Stewart hit 21 fours off 182 balls in his 35th first-class century, although his average of a three-figure score every 15 innings or so is not a great return for a player of his ability. Atherton, by contrast, has scored the same number of centuries in around 150 less innings.

Stewart, though, scored his runs a good bit more quickly than Thorpe, who kept pinching the strike off his Surrey team-mate. Stewart, having volunteered unsuccessfully to retire and give someone else a bat after reaching three figures, finally gave it away slogging at the left-arm spinner Nicky Boje, lbw on the back leg.

Boje contributed most of the 43 overs of spin orchestrated by the Free State and South African captain, Hansie Cronje, which made sure (purely coincidentally, no doubt) that England's pre-Test batting practice was something other than a replica of what is expected in Johannesburg.

Robin Smith fell, as he did in the match at Kimberley, to an uncontrolled leg glance to the wicketkeeper, but Thorpe was still there on 131 (262 balls, 20 fours) when Atherton decided to give the Free State half an hour's batting before the close.
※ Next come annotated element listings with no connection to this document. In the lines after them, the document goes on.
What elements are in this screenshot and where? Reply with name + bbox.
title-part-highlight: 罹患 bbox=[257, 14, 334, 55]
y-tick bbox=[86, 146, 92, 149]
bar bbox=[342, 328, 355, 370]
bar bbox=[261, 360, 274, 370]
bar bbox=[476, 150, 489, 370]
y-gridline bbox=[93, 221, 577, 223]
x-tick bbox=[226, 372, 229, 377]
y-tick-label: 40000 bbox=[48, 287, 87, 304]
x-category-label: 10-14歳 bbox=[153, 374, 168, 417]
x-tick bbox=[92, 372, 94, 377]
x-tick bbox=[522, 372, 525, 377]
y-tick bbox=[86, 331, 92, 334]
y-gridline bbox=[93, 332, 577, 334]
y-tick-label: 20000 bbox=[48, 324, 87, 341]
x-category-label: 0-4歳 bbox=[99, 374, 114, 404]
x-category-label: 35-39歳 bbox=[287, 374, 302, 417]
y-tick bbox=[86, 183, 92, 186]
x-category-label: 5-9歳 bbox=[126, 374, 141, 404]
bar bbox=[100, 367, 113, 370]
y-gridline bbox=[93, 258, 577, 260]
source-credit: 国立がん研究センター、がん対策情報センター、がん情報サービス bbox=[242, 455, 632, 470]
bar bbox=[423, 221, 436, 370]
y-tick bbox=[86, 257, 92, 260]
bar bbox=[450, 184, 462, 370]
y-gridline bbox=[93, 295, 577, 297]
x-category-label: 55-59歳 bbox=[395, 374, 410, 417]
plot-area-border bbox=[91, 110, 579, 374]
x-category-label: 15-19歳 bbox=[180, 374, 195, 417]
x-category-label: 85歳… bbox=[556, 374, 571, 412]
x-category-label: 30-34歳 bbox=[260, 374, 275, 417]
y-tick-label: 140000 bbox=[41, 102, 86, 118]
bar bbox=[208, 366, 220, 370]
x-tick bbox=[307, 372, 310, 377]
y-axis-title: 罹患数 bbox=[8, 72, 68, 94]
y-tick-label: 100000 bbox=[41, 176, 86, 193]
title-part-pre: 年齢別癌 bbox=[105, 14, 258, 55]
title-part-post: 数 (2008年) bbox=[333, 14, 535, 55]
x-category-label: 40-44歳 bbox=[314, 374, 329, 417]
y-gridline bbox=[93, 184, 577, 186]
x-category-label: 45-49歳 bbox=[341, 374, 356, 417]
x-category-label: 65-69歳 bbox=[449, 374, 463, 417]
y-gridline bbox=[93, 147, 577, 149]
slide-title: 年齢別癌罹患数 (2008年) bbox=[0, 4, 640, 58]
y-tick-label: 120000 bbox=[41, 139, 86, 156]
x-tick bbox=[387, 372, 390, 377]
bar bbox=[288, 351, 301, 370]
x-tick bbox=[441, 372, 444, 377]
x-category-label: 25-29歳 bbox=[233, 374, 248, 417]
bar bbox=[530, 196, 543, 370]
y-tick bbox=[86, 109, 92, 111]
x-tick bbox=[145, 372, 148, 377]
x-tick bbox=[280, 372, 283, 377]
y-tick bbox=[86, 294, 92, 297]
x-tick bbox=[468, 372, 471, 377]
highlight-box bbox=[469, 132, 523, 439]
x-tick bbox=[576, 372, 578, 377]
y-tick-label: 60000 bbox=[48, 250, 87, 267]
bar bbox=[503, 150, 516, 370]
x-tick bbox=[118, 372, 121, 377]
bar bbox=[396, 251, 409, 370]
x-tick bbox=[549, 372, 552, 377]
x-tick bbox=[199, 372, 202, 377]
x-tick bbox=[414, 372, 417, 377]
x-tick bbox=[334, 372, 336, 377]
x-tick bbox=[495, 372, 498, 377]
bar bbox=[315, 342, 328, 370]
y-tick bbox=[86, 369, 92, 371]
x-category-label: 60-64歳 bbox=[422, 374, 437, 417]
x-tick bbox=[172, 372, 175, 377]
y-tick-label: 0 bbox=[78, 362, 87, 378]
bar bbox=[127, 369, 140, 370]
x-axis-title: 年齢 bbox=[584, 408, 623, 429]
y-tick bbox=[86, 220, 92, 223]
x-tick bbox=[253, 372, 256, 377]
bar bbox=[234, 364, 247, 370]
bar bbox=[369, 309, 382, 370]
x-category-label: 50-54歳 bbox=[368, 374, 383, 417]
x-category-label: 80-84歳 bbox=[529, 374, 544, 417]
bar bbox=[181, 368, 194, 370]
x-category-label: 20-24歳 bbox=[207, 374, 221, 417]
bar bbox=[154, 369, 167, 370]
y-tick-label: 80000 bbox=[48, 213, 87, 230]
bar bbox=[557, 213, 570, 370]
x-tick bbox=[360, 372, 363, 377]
This, as it happens, did rather less for the side's confidence than what had gone on earlier. Devon Malcolm had not bowled for 12 days since the match at Kimberley, since when he has clearly not lost the ability to bring a serious glower to the face of Raymond Illingworth.

As Malcolm - bowling everywhere other than at the stumps - gave away 19 runs off four scattergun overs, the manager got up from his seat, glanced into the adjacent press box, and proferred one of his "care to swap jobs?" expressions.

(First day of three; England won toss)

ENGLAND - First Innings

*M A Atherton c Wilkinson b Pretorius 0

A J Stewart lbw b Boje 110

M R Ramprakash b Craven 15

G P Thorpe not out 131

R A Smith c Radley b Bakkes 27

J P Crawley not out 28

Extras (lb2, w2, nb1) 5

Total (for 4, 97.5 overs) 316

Fall: 1-4, 2-45, 3-186, 4-240.

Did not bat: D G Cork, M C Ilott, R K Illingworth, P J Martin, D E Malcolm.

Bowling: Pretorius 17-3-79-1; Bakkes 16-3-42-1; Boje 34.5-14-91-1; Craven 15-5-51-1; Cronje 6-0-31-0; Venter 9-1-20-0.

Orange Free State - First Innings

D Jordaan not out 20

G F J Liebenberg not out 12

Extras (lb4) 4

Total (for 0, 7 overs) 36

To bat: *W J Cronje, L J Wilkinson, J F Venter, H H Dippenaar, C F Craven, N Boje, H C Bakkes, P J L Radley, N W Pretorius.

Bowling: Malcolm 4-0-19-0; Ilott 3-0-13-0.